High school basketball powerhouse L.I. Lutheran adapts to pandemic

By Eric Belyea

When high school basketball is mentioned in Nassau or Suffolk County, the name Long Island Lutheran in Brookville resonates. The boys’ and girls’ teams have won a combined 12 New York State championships. However, with the Covid-19 pandemic delaying the season, both teams were put into a corner when it came to working out, scheduling games and staying on the floor.

Long Island Lutheran — LuHi for short — plays teams at the highest level of high school basketball, both locally and nationally. Teams regularly appear in the HoopHall Classic in Massachusetts, and have participated in tournaments in Florida, South Carolina and even Hawaii.

Christina Raiti, head girls’ basketball coach and assistant athletic director, entered her first year as head coach this season amid the global pandemic. The Crusaders normally have no issue lining up strong opponents, but not this year.

“We made our schedule last March, and I had a full 23 games on the schedule,” she said. “We weren’t sure how long Covid would last.”

Once New York State gave the go-ahead for winter sports to resume interscholastic play, teams started to drop the independent LuHi from their schedules because of restrictions and a shortened season.

Raiti was not worried about results. She just wanted the girls to play, and “it was more about providing an experience for the kids more so than true development.”

Once the dust settled, Raiti built a new schedule. After multiple games were canceled because of Covid-19 contact tracing and weather, the girls finally were able to take the court.

Mask wearing and social distancing have allowed Long Island Lutheran to adapt to the coronavirus pandemic.

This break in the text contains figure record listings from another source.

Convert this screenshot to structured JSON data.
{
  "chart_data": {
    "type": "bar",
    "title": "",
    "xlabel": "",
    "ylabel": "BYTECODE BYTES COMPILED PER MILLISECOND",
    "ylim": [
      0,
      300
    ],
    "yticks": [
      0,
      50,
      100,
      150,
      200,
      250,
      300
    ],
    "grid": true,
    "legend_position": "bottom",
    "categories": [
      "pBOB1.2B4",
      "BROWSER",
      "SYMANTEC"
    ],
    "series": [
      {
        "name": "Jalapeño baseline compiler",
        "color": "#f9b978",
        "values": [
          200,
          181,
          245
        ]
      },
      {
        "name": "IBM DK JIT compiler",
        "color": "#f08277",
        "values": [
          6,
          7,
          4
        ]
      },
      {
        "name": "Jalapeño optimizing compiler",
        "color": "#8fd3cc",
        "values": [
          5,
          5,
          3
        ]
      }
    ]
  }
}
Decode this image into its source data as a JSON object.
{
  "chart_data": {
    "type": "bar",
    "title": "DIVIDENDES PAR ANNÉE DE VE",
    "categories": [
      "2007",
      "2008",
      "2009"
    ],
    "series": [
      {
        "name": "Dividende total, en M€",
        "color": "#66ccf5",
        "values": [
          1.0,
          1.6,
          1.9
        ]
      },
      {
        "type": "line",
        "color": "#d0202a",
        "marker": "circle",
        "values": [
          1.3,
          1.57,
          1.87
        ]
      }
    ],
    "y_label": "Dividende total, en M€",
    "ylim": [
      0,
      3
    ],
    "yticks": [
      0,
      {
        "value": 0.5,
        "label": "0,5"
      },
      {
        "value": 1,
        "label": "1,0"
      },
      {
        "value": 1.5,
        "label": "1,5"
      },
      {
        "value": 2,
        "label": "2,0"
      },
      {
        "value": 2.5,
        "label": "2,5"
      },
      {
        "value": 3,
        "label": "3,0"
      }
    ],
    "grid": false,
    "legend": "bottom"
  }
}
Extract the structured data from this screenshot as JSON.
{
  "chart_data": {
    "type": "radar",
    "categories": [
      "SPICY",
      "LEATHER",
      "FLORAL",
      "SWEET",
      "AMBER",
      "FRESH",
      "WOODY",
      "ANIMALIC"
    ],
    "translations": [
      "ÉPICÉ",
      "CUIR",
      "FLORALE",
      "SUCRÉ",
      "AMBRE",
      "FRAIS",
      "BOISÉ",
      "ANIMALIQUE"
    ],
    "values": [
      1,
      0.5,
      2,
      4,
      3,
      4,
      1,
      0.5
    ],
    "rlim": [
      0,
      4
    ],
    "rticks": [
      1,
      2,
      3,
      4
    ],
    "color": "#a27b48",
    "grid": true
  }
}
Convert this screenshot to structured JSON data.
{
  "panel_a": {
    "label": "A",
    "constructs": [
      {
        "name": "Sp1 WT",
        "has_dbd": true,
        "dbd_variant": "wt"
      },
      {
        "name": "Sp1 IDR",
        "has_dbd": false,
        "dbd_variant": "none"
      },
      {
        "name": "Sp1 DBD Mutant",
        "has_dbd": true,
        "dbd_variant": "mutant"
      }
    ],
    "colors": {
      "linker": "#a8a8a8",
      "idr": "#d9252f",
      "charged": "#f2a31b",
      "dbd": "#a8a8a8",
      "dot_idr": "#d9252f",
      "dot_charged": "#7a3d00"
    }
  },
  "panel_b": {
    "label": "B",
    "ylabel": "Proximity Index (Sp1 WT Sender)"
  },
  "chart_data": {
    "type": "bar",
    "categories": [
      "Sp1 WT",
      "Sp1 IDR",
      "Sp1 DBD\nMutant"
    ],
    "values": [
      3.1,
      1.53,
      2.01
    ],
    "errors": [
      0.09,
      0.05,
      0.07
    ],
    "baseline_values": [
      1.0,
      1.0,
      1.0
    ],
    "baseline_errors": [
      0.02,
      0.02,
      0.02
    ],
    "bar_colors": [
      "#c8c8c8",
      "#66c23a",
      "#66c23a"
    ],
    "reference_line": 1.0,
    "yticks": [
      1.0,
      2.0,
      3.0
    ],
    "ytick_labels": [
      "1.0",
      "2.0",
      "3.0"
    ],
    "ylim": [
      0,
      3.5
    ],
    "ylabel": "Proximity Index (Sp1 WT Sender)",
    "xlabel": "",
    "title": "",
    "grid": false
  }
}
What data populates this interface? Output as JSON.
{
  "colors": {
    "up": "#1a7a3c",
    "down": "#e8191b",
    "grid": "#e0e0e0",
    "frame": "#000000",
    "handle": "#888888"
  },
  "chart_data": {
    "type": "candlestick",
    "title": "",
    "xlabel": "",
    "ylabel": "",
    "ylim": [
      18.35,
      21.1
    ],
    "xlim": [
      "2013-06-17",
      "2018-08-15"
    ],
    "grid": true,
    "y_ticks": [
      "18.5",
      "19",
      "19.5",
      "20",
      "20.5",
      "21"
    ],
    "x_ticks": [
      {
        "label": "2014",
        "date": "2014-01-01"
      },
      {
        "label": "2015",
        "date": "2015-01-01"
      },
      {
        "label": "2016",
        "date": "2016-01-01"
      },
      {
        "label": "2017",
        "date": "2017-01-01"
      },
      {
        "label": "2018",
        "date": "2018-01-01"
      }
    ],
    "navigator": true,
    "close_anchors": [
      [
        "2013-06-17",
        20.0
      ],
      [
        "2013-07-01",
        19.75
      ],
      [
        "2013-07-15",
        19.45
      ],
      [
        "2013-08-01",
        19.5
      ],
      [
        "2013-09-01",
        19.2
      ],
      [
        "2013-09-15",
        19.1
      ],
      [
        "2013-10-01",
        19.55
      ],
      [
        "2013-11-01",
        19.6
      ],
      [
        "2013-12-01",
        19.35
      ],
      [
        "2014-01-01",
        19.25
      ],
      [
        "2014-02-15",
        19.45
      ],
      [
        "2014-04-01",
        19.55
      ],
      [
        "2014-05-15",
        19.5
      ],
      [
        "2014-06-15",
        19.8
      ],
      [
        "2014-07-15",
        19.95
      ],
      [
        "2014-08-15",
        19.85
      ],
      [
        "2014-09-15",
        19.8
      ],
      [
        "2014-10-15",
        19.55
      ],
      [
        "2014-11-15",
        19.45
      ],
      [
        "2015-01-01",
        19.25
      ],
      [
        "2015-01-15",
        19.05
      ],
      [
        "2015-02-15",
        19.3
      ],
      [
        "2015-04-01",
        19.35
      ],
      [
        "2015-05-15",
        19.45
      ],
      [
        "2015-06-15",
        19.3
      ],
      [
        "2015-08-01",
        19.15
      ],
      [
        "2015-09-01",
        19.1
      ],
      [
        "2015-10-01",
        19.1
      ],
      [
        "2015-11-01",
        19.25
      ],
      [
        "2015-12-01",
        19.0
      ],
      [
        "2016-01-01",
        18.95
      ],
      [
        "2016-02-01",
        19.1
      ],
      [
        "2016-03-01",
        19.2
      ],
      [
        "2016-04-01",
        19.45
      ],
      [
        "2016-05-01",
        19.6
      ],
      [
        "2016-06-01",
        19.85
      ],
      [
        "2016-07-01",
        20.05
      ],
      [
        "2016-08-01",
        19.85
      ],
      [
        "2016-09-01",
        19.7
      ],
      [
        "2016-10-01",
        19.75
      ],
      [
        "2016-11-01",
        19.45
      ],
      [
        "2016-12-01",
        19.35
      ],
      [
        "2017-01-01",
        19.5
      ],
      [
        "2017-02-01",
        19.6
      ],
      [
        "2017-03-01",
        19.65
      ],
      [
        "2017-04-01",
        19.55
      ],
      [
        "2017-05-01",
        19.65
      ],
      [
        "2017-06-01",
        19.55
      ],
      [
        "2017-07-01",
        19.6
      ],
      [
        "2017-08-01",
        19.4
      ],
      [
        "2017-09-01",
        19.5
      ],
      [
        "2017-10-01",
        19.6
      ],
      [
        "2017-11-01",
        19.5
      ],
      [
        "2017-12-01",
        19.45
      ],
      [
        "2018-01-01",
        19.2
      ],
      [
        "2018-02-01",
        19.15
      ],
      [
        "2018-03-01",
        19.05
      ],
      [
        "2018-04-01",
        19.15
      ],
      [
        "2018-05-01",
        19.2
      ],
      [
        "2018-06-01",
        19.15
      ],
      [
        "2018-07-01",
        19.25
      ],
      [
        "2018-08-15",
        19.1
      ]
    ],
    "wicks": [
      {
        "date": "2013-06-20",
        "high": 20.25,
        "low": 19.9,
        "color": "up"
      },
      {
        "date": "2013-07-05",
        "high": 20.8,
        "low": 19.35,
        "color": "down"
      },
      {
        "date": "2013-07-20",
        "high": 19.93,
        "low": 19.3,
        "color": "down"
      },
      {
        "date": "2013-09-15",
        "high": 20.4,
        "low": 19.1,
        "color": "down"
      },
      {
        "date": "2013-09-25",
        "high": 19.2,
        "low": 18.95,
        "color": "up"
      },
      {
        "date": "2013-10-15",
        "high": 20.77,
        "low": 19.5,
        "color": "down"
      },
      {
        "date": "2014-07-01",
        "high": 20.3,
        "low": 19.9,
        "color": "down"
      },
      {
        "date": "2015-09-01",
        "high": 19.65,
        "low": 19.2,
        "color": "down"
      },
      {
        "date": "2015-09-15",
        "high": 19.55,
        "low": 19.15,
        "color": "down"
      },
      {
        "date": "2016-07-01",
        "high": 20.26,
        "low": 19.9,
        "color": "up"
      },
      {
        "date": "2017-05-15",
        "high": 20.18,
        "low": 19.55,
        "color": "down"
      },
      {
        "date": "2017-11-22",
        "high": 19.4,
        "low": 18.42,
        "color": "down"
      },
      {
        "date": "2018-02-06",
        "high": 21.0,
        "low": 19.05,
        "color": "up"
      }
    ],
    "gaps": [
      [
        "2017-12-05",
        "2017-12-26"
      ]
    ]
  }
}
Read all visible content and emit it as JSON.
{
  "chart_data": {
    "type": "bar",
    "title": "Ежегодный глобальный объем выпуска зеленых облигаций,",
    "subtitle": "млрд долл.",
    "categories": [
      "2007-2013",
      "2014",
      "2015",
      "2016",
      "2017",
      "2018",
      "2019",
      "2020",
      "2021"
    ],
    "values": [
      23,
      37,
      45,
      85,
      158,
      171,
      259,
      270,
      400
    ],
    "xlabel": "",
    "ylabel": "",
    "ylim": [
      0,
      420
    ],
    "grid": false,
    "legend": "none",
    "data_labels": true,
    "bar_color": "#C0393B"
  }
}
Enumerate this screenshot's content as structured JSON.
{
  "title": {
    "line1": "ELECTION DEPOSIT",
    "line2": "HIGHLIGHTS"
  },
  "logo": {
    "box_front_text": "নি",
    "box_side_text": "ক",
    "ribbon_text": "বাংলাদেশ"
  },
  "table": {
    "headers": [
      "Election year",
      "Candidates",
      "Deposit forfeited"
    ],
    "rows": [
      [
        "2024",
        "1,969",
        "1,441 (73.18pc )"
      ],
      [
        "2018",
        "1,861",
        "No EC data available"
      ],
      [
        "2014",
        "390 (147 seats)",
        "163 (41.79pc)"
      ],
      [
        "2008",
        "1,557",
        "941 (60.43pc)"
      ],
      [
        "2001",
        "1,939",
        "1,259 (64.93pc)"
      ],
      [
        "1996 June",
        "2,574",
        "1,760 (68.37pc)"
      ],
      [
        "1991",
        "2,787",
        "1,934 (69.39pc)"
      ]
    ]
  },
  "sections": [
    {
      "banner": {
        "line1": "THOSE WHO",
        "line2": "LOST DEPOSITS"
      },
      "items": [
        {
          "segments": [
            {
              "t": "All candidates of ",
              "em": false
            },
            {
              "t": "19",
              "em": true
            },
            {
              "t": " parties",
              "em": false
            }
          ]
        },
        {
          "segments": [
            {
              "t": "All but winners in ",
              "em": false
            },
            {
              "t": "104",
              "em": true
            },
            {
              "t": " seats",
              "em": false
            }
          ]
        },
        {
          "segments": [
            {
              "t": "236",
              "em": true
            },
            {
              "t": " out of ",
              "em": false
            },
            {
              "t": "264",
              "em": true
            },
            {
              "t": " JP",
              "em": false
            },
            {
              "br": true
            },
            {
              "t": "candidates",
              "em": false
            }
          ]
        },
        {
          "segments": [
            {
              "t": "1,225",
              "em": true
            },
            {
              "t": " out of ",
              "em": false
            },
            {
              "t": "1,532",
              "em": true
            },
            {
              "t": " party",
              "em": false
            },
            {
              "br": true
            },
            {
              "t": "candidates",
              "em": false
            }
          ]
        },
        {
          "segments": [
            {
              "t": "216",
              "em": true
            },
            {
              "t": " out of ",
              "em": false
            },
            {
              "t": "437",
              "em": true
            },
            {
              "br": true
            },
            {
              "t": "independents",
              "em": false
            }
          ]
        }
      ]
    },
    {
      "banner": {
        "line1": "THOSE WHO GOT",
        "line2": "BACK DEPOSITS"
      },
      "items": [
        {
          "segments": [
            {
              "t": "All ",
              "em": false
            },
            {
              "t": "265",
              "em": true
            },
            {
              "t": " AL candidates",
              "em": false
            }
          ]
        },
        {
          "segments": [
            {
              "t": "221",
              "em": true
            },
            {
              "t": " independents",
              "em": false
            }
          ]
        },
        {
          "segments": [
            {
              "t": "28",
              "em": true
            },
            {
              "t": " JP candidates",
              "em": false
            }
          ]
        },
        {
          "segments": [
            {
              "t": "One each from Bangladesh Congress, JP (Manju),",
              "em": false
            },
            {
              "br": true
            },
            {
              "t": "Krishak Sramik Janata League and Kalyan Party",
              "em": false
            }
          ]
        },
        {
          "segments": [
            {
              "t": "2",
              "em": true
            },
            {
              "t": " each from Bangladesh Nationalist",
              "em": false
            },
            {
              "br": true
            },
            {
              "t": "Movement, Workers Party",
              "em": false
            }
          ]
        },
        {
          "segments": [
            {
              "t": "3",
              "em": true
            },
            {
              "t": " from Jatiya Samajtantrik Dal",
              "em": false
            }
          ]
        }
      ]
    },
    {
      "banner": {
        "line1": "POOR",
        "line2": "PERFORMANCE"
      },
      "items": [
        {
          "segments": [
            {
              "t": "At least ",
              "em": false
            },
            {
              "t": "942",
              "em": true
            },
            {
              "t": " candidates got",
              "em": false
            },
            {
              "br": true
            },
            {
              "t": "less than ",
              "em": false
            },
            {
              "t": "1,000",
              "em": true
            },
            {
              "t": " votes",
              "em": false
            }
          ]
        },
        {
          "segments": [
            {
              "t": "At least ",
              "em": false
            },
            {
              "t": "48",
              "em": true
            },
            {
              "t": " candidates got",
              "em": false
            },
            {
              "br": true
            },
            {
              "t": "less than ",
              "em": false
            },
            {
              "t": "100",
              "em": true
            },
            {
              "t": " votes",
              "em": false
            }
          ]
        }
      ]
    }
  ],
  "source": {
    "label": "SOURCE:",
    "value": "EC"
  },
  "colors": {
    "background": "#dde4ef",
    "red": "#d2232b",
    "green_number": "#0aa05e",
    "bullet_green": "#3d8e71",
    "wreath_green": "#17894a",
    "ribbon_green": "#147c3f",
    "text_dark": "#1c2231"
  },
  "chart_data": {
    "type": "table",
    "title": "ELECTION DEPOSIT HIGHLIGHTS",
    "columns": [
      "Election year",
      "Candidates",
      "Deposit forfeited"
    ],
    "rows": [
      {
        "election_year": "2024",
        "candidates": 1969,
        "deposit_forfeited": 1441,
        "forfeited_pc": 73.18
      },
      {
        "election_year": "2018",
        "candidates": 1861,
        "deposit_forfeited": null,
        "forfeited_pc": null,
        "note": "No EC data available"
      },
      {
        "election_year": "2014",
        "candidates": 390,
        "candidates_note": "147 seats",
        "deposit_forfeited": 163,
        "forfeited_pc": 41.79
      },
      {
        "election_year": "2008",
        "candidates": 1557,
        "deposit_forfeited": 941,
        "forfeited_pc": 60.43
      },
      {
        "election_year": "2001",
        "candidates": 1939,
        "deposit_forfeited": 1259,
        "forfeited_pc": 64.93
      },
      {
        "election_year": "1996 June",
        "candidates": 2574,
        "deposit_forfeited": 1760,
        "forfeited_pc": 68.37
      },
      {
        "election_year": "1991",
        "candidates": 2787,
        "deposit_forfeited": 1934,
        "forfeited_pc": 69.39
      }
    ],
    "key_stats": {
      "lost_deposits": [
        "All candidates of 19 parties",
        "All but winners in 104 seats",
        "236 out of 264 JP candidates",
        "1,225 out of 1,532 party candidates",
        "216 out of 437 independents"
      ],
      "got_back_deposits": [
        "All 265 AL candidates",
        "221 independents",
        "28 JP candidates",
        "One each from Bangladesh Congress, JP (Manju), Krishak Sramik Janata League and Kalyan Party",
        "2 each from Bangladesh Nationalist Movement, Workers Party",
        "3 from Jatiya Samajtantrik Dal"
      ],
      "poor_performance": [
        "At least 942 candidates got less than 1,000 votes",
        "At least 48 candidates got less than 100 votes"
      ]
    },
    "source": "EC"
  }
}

“Our first game was against a team from [New York City], who have not played basketball in a long time,” she said. “They were not allowed to use their school name, so they came to us as an AAU [Amateur Athletic Union] team.”

Even though they were not allowed to give the players the exposure of posting the game on social media, or even streaming it, the Crusaders were able to play basketball once again.

Raiti then took the Crusaders to an AAU tournament in the Bronx, taking a page out of their first opponents’ book.

“AAU and high school basketball are totally different entities; there is a lot less structure at the AAU level compared to the preparation for high school,” Raiti said.

For their final matchup of the season, Raiti and her team traveled to Washington, D.C. to take on yet another AAU team that was made up of an entire nationally ranked high school team from the area. Raiti and her girls were happy to play a team of such high caliber, since that is what their schedule typically is filled with.

“I wanted the girls to play this team to have at least one of these experiences, since we typically have 10 to 15 of them a season,” she said.

In total, they played four games and student-athletes got some exposure before they set their sights on college.

Senior guard and Adelphi University commit Sydney Rosenoff was grateful to have the opportunity to take the floor in Long Island Lutheran’s historic Visscher Gym again. “Being a member of the Crusader family has been a big part of my life, both athletically and socially,” she said, “so putting the jersey on a few more times made my senior year more special.” The senior got to play and start in each of the four games that the squad played in.

Since Rosenoff had already signed with the Adelphi Panthers, the season for her was more about having fun and helping the younger members of the team secure film to send to college coaches. “Of course I wanted to win,” Rosenoff said. “However, I knew that this season was different, and I wanted to focus on the future of this program more than myself.”

Rosenoff took the veteran mentor role seriously and with pride, leaving her mark on her teammates and girls’ basketball program for years to come.

For players and coaches, the Long Island Lutheran basketball season was one that no one had experienced before. But for Raiti and her team, it was an experience that none of them would trade.